Cleveland State Vice President and Director of Athletics Scott Garrett has accepted a position at Wake Forest, as the Demon Deacons’ Deputy Athletics Director for Administration, both schools announced on Thursday morning.
His new role will be under the guidance of Wake’s athletic director, John Currie, who was the AD at Kansas State during Garrett’s nine years with the Wildcats prior to his 2019 arrival in Northeast Ohio.
Though Garrett is departing a few months shy of his fifth anniversary at Cleveland State, it’s safe to say that he’s been a transformative figure for Vikings athletics in that time.
“Over nearly five years serving Cleveland State University and leading our athletics program, we have strived to deliver a transformative experience for Vikings student-athletes. I am proud of how we delivered on this mission in so many ways,” Garrett said in Cleveland State’s release. “There are countless partners to thank for playing a role in this success, including all our remarkable student-athletes, staff and coaches, university leadership team, faculty and staff, and alumni, supporters and fans.”
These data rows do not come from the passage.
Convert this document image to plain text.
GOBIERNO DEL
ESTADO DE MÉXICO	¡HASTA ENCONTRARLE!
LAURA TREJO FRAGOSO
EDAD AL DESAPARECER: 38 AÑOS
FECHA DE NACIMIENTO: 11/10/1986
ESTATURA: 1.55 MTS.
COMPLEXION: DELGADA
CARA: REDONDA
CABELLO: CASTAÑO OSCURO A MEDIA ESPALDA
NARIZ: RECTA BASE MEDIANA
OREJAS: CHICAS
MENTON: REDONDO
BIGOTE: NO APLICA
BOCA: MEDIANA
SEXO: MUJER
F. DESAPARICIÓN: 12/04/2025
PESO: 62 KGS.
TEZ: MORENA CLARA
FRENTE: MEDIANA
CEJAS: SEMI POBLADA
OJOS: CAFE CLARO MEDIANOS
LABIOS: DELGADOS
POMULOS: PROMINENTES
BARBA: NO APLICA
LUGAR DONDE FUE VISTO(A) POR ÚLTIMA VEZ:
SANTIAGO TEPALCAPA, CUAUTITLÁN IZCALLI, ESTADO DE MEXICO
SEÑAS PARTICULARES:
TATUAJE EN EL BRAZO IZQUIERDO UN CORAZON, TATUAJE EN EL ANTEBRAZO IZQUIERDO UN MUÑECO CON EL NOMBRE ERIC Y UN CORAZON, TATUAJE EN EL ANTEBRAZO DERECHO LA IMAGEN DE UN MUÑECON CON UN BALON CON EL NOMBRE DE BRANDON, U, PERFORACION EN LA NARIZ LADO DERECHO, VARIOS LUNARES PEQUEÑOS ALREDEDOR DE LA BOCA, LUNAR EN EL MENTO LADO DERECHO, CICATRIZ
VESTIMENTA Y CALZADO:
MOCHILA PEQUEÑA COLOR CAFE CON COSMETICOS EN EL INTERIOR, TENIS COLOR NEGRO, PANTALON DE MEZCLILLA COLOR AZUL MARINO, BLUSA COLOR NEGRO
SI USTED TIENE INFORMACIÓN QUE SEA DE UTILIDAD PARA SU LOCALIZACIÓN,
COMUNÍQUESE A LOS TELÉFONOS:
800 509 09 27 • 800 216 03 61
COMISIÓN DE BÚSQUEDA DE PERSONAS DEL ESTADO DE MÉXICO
His impact probably came most significantly (or at least most visibly) through the men’s basketball program, where he made a pair of head coach hires, Dennis Gates and Daniyal Robinson. Those two men, in just four completed seasons, account for one-third of the conference championships in program history, between the 2020-21 and 2021-22 Horizon League regular season crowns and the 2021 tournament title that resulted in a trip to the NCAA Tournament. That stretch was a drastic turnaround from the turmoil that permeated the end of Gary Waters’ tenure and Dennis Felton’s disastrous two years in charge.
“I am proud of the partnership that we forged together at Cleveland State as a first time head coach and AD team,” Gates said in a statement. “Scott’s impact will be felt immediately in Winston-Salem. He is an elite relationship builder, a trusted colleague, and continues to assist me personally as a strategic advisor. Our success at CSU would not have been possible without Scott’s daily support, leadership and friendship.”
Women’s basketball was arguably already on its way to heightened success when Garrett arrived, as Chris Kielsmeier was brought in by previous AD Mike Thomas, though Garrett certainly recognized what he had in his ascendant program and signed Kielsmeier to a pair of contract extensions. The more recent of those deals, signed last offseason following CSU’s third-ever HL tournament title, an NCAA Tournament bid, and a team-record 30 wins, runs through 2028.
“Coach (Kielsmeier) has the team poised to continue their success,” Garrett told cleveland.com. “None of this happens by accident. You have to credit the players and coaching staff.”
Garrett is a member of the 2024 Cleveland Women’s Basketball Final Four local host committee, which is responsible for community event planning adjacent to the national championship at Rocket Mortgage FieldHouse in April.
Though basketball is the Vikings’ headlining sport, Garrett elevated all 18 teams under his watch, including one he added, an e-sports squad that has seen plenty of early successes. In all, Cleveland State won nine team league championships, 18 individual league titles, 32 major postseason awards and had 107 student-athletes earn all-league distinction during his tenure.
Garrett likes to call the 2022-23 season the most successful in school history, a claim that has a good amount of support. Along with the heights of the women’s basketball team, the Vikings also claimed a Horizon League title in men’s soccer, while women’s golf’s Sabrina Coffman won that program’s first-ever HL individual championship. Men’s basketball and women’s tennis each advanced to their respective conference finals before falling, while men’s tennis won the HL’s North Division during the regular season.
Those competitive victories were supported by a significant uptick in CSU’s academic and fundraising performance: the athletic department raised a school-record $1.2 million in 2022-23, while Vikings student-athletes earned a collective grade point average above 3.0 during every semester of Garrett’s run. He also oversaw upgrades to the Wolstein Center and Woodling Gymnasium and, through his work on the school’s facilities master plan, helped generate what might be the strongest push yet towards eventually constructing a replacement for the aging basketball arena.
For the time being, Kelsie Gory Harkey, CSU’s Deputy Athletics Director for Student-Athlete Experience, will serve as interim AD following Garrett’s last day, January 15th. However, the monumental task now in front of President Laura Bloomberg is locating a full-time replacement that can continue what Garrett started.
“It has been my pleasure to work with Scott Garrett as a valued member of the senior leadership team,” Bloomberg said in Cleveland State’s announcement. “The longer I know Scott, the more I grow to respect him as a leader, and value him as a colleague. I can say without hesitation that the student-athletes, coaches, and staff members who have worked with and for him here at CSU have all benefited personally and professionally from the experience. He will be missed by all of us.”